Depuis le 29 mars, Gérald Dahan, humoriste et imitateur, a fait son retour sur scène avec un nouveau spectacle intitulé Il était une voix… Molière !. En parallèle de sa carrière artistique, il a également évoqué sa relation personnelle avec Jean-Luc Mélenchon, un ami de longue date et ancien camarade de route politique.
EN BREF
- Dahan a repris la scène avec un spectacle en hommage à Molière.
- Il se confie sur son amitié avec Mélenchon, qu’il considère comme un soutien précieux.
- Il critique les attaques récentes contre le leader de La France insoumise.
Gérald Dahan se produit tous les dimanches au Théâtre Rive Gauche, situé dans le 14ème arrondissement de Paris. Dans son nouveau spectacle, il rend hommage à Molière en imitant des personnages emblématiques à travers le prisme de la culture contemporaine. Son retour sur scène est également l’occasion de réaffirmer son engagement politique, qu’il a exercé lors des élections législatives de 2017 et 2022 avec La France insoumise.

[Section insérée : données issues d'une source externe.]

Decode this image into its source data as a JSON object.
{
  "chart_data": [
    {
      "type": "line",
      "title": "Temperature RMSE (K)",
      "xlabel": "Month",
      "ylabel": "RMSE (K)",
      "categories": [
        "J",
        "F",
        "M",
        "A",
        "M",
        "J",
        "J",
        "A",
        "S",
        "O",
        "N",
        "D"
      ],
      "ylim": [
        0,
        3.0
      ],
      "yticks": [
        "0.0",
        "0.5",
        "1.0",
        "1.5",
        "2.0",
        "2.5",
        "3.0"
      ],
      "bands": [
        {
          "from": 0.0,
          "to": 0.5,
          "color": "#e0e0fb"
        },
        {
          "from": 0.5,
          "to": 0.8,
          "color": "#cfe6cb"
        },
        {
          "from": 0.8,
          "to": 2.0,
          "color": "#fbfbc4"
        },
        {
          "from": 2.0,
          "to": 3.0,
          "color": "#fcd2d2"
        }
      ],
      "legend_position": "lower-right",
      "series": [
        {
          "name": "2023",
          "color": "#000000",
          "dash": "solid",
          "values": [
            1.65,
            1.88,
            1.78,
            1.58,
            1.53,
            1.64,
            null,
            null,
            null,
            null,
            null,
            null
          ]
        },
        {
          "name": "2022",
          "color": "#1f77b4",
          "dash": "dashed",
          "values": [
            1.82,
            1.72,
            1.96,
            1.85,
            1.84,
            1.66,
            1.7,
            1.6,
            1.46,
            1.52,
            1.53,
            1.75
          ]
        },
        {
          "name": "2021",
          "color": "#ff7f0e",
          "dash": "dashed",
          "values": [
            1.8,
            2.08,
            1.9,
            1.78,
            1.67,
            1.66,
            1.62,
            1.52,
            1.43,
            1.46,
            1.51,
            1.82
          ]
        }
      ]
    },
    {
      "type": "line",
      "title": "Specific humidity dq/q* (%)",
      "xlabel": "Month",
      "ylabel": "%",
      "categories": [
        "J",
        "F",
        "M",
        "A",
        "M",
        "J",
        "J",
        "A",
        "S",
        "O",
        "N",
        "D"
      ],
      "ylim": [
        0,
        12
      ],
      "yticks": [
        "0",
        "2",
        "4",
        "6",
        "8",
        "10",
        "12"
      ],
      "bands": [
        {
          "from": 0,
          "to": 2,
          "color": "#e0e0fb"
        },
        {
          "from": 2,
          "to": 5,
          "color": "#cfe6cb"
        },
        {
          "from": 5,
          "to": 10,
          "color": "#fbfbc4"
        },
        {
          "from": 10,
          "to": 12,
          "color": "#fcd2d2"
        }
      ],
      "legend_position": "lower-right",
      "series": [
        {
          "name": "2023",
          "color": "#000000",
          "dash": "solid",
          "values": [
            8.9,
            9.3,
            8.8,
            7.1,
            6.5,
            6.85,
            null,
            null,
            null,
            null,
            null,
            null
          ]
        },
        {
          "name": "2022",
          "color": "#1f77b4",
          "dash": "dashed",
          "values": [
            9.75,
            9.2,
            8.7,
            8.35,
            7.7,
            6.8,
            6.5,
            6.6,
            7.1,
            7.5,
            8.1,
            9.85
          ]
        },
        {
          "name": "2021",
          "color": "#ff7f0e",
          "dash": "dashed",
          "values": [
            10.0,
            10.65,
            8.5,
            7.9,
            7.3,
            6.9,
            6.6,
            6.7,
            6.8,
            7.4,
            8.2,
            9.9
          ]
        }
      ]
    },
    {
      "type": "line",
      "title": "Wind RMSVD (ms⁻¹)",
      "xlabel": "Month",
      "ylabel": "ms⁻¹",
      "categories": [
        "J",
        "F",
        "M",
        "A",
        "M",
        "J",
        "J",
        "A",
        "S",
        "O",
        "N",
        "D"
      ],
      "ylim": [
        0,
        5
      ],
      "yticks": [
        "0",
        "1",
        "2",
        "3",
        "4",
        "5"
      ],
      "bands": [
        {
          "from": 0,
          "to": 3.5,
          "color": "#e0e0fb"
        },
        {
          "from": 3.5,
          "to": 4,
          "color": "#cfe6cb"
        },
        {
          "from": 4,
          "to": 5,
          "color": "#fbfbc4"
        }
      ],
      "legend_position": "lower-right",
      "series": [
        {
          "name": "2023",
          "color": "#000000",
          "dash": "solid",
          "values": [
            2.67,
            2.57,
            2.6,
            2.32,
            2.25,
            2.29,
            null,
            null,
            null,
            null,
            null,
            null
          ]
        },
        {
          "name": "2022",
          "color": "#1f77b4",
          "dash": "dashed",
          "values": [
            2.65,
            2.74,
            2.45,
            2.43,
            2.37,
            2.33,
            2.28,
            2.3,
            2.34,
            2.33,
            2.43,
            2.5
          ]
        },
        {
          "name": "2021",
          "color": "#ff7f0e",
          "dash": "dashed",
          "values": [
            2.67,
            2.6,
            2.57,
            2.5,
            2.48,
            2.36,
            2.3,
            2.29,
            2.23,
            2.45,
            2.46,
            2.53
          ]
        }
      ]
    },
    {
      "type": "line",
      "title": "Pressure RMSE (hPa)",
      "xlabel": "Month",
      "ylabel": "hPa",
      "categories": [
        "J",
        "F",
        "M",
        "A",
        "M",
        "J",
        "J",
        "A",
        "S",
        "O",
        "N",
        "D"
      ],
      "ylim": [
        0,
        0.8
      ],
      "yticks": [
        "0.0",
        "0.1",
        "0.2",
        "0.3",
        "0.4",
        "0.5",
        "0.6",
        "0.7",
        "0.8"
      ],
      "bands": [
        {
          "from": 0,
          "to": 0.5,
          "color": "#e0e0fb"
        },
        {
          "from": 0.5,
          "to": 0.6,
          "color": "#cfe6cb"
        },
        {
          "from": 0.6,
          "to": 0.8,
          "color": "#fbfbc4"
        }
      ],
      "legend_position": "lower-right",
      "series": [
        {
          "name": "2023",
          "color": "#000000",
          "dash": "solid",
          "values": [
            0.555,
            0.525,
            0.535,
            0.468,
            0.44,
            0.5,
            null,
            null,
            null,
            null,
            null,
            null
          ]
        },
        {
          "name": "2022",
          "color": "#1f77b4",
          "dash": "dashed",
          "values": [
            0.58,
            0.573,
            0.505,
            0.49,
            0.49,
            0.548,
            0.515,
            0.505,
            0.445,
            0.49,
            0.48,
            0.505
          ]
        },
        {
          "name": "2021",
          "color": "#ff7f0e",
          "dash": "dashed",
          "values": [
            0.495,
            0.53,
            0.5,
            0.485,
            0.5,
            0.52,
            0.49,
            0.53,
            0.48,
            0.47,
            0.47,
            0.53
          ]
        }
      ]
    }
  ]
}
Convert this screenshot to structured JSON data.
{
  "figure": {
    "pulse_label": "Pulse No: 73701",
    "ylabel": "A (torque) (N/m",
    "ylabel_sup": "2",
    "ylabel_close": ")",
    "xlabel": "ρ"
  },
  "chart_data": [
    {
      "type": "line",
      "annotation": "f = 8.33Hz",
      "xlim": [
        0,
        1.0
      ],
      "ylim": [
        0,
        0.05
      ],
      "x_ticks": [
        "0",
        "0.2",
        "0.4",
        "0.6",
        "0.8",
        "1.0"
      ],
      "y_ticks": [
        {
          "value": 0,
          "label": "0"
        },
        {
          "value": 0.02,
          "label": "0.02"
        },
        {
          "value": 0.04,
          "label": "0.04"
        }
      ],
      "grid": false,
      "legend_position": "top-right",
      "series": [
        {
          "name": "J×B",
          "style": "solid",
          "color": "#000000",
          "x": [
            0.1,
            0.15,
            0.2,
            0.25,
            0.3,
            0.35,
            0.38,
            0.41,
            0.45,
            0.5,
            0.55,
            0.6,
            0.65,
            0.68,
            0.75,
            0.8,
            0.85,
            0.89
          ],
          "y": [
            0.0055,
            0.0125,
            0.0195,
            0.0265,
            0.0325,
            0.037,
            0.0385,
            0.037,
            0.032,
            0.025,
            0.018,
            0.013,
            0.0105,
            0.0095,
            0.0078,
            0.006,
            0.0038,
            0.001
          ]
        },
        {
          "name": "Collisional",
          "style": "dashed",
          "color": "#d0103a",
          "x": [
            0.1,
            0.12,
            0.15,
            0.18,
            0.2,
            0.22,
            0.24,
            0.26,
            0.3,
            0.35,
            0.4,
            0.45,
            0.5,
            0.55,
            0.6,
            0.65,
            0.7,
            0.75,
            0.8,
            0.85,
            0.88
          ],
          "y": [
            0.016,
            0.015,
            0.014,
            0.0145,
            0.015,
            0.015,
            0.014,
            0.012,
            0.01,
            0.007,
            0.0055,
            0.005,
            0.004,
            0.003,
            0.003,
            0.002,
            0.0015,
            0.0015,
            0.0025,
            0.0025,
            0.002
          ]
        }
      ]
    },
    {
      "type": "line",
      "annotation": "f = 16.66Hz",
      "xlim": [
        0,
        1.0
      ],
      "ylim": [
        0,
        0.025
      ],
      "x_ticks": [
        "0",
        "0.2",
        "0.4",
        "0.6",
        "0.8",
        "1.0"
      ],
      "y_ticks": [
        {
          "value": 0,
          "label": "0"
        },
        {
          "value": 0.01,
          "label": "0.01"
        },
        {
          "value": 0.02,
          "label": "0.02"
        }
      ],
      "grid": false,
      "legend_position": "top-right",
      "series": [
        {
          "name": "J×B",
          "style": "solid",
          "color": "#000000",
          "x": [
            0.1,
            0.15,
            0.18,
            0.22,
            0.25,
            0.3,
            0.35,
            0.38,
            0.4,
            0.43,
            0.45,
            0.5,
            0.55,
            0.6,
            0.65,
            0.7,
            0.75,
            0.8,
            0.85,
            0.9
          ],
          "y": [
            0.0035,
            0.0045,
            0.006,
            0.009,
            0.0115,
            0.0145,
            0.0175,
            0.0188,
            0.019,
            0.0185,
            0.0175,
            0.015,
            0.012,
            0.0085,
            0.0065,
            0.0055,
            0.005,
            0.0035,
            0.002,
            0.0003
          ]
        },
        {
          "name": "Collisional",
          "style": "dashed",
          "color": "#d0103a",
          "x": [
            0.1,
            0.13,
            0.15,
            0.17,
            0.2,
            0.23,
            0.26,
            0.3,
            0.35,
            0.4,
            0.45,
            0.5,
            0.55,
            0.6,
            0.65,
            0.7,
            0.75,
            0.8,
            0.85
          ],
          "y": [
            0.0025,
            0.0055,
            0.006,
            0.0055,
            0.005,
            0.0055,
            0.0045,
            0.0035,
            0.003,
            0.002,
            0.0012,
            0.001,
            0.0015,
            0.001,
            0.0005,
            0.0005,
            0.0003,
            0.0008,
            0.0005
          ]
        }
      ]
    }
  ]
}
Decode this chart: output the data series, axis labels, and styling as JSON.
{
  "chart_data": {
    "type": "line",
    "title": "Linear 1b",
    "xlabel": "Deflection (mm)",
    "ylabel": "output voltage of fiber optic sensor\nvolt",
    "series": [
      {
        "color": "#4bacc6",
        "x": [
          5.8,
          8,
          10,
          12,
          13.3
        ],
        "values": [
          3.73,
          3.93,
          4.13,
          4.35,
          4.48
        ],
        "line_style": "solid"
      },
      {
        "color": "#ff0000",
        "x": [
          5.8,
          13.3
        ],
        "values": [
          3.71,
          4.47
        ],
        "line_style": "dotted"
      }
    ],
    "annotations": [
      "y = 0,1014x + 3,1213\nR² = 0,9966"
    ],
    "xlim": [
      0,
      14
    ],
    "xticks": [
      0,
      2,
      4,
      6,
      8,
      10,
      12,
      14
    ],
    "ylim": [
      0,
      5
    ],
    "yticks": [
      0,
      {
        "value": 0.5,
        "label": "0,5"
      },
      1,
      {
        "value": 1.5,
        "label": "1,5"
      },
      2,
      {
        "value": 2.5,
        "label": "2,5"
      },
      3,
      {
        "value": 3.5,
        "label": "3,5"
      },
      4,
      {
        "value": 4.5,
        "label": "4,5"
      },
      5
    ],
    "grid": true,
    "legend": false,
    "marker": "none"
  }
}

Bien qu’il ait subi une défaite face à Gabriel Attal en 2017, Dahan a choisi de se représenter en 2022, sur demande de Mélenchon. Pour lui, cette amitié va au-delà du simple soutien politique. « Il m’a soutenu dans des moments très personnels, comme peu de gens l’ont fait. C’est quelqu’un de très érudit et très intelligent », a-t-il déclaré.
Concernant les récentes controverses entourant Mélenchon, Dahan n’hésite pas à défendre son ami. Selon lui, les accusations d’antisémitisme dont il fait l’objet sont infondées et constituent un « procès d’intention injuste ». Dahan affirme que Mélenchon est « tout sauf antisémite ». Cette défense illustre la loyauté de Dahan envers son ami, marquant une solidarité rare dans le milieu politique actuel.
Lors de son parcours politique, Dahan a également tissé des liens avec d’autres acteurs, notamment Gabriel Attal. Bien qu’adversaires sur le plan électoral, les deux hommes ont su établir une relation respectueuse, se croisant fréquemment lors des campagnes. Dahan décrit Attal comme « quelqu’un de très respectueux, sympathique et travailleur », soulignant l’importance de garder des relations cordiales, même face à des divergences politiques.
Revenant sur sa décision de se lancer en politique, Dahan explique qu’il a été motivé par une volonté de passer de la critique à l’action. « À force de faire de l’humour politique, je trouvais que les responsables n’avaient plus besoin de caricature, tant ils devenaient eux-mêmes caricaturaux », a-t-il partagé. Pour lui, l’engagement citoyen est essentiel, et bien que Dahan ait choisi de se retirer de la scène politique active, il reste préoccupé par l’état de la politique en France.
Il évoque une expérience riche mais parfois difficile, marquée par des jalousies internes et une violence croissante dans le discours politique. « Les responsables s’invectivent de manière agressive, ce qui décourage les citoyens », a-t-il ajouté, regrettant que la politique ait perdu de son empreinte humaine. Pour Dahan, des figures politiques comme Jacques Chirac ou François Mitterrand avaient une manière d’interagir plus retenue, qui semblait plus propice au dialogue.
En somme, Gérald Dahan continue d’allier son amour pour le théâtre à son engagement civique, tout en maintenant des relations amicales et respectueuses au sein d’un paysage politique souvent tumultueux. Ce mélange de passion artistique et de loyauté personnelle fait de lui un personnage singulier et attachant dans le paysage médiatique français.